The EU has strong research capacity, talent, and renewable resources but faces barriers such as slow research-to-market transfer, complex and fragmented regulations, limited growth-stage financing, skills shortages, biomass supply constraints, lower patent output compared to global leaders, and limited public awareness.
Key Takeaways
Economic & Strategic Value: Global biotech market worth €720B (2021); EU share 12%, high productivity, and cross-sectoral applications.
Application Areas: Health (mRNA vaccines, therapies), food security (bio-based pest control, nutrient-rich crops), sustainable materials (wood-based batteries, bio-composites), marine biotech, environmental remediation, and carbon capture.
Main Challenges:
Gaps in tech transfer and commercialisation.
Lengthy and inconsistent regulatory approvals.
Scarce venture/growth funding and fragmented capital markets.
Skills shortages in life sciences, AI, and regulatory expertise.
Biomass supply limitations and IP protection gaps.
Low public acceptance due to higher costs vs. fossil-based products.
Strategic Actions (2024–2025):
Simplify and harmonise regulations; explore an EU Biotech Act.
Create an EU Biotech Hub to navigate rules and support scale-up.
Promote AI and generative AI uptake (GenAI4EU, EuroHPC access).
Boost investment via EIC Accelerator, Innovation Fund, tax incentives.
Strengthen skills through Pact for Skills partnerships and talent attraction.
Develop updated EU standards for bio-based products.

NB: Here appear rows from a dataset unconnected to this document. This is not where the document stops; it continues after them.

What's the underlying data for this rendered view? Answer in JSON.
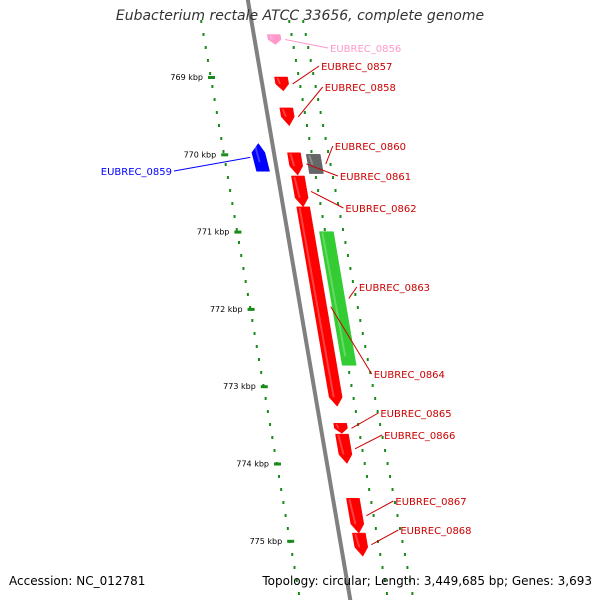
{
  "title": "Eubacterium rectale ATCC 33656, complete genome",
  "footer": {
    "accession": "Accession: NC_012781",
    "summary": "Topology: circular; Length: 3,449,685 bp; Genes: 3,693"
  },
  "axis": {
    "unit": "kbp",
    "ticks": [
      {
        "kbp": 769,
        "label": "769 kbp"
      },
      {
        "kbp": 770,
        "label": "770 kbp"
      },
      {
        "kbp": 771,
        "label": "771 kbp"
      },
      {
        "kbp": 772,
        "label": "772 kbp"
      },
      {
        "kbp": 773,
        "label": "773 kbp"
      },
      {
        "kbp": 774,
        "label": "774 kbp"
      },
      {
        "kbp": 775,
        "label": "775 kbp"
      }
    ]
  },
  "colors": {
    "backbone": "#808080",
    "forward_gene": "#ff0000",
    "reverse_gene": "#0000ff",
    "rna_gene": "#33cc33",
    "other_gene": "#666666",
    "faded_gene": "#ff99cc",
    "dotted_ring": "#1a8a1a",
    "tick_mark": "#1a8a1a"
  },
  "genes": [
    {
      "label": "EUBREC_0856",
      "start_kbp": 768.45,
      "end_kbp": 768.58,
      "lane": "forward",
      "type": "faded"
    },
    {
      "label": "EUBREC_0857",
      "start_kbp": 769.0,
      "end_kbp": 769.18,
      "lane": "forward",
      "type": "cds"
    },
    {
      "label": "EUBREC_0858",
      "start_kbp": 769.4,
      "end_kbp": 769.63,
      "lane": "forward",
      "type": "cds"
    },
    {
      "label": "EUBREC_0859",
      "start_kbp": 769.86,
      "end_kbp": 770.22,
      "lane": "reverse",
      "type": "cds"
    },
    {
      "label": "EUBREC_0860",
      "start_kbp": 770.0,
      "end_kbp": 770.25,
      "lane": "forward_outer",
      "type": "other"
    },
    {
      "label": "EUBREC_0861",
      "start_kbp": 769.98,
      "end_kbp": 770.27,
      "lane": "forward",
      "type": "cds"
    },
    {
      "label": "EUBREC_0862",
      "start_kbp": 770.28,
      "end_kbp": 770.68,
      "lane": "forward",
      "type": "cds"
    },
    {
      "label": "EUBREC_0863",
      "start_kbp": 771.0,
      "end_kbp": 772.73,
      "lane": "forward_outer",
      "type": "rna"
    },
    {
      "label": "EUBREC_0864",
      "start_kbp": 770.68,
      "end_kbp": 773.26,
      "lane": "forward",
      "type": "cds"
    },
    {
      "label": "EUBREC_0865",
      "start_kbp": 773.48,
      "end_kbp": 773.61,
      "lane": "forward",
      "type": "cds"
    },
    {
      "label": "EUBREC_0866",
      "start_kbp": 773.62,
      "end_kbp": 774.0,
      "lane": "forward",
      "type": "cds"
    },
    {
      "label": "EUBREC_0867",
      "start_kbp": 774.45,
      "end_kbp": 774.9,
      "lane": "forward",
      "type": "cds"
    },
    {
      "label": "EUBREC_0868",
      "start_kbp": 774.9,
      "end_kbp": 775.2,
      "lane": "forward",
      "type": "cds"
    }
  ]
}
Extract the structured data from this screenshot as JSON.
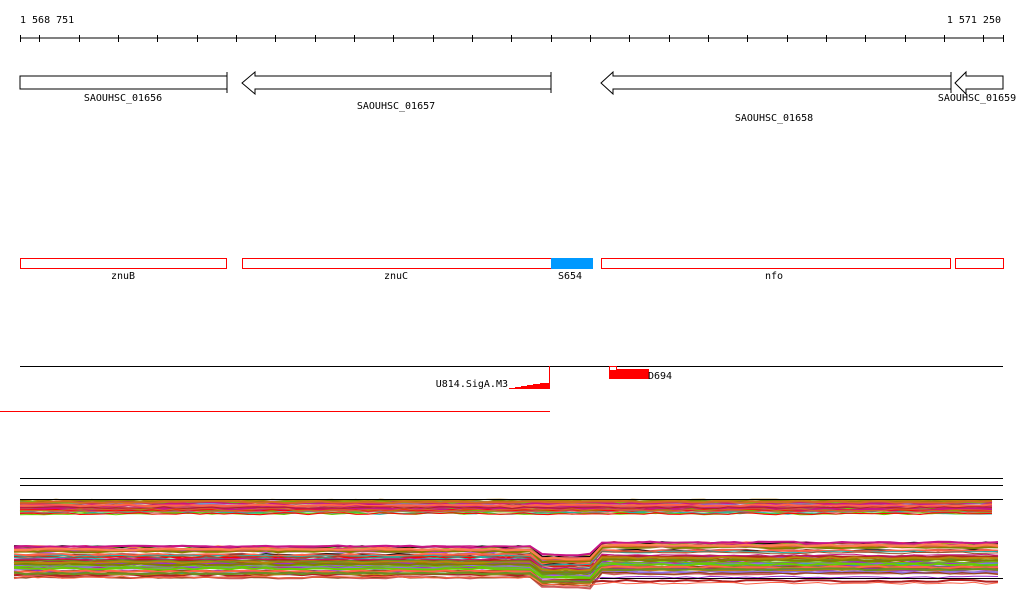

Foster Regional Innovation Valleys and international partnerships (US, Asia, Africa, LAC).
Review EU Bioeconomy Strategy by 2025 to reinforce its industrial dimension.
The document positions biotechnology and biomanufacturing as critical enabling technologies for Europe’s green and digital transitions, aiming to move innovations “from lab to market” faster, stimulate demand for sustainable products, and secure Europe’s leadership in a globally competitive field.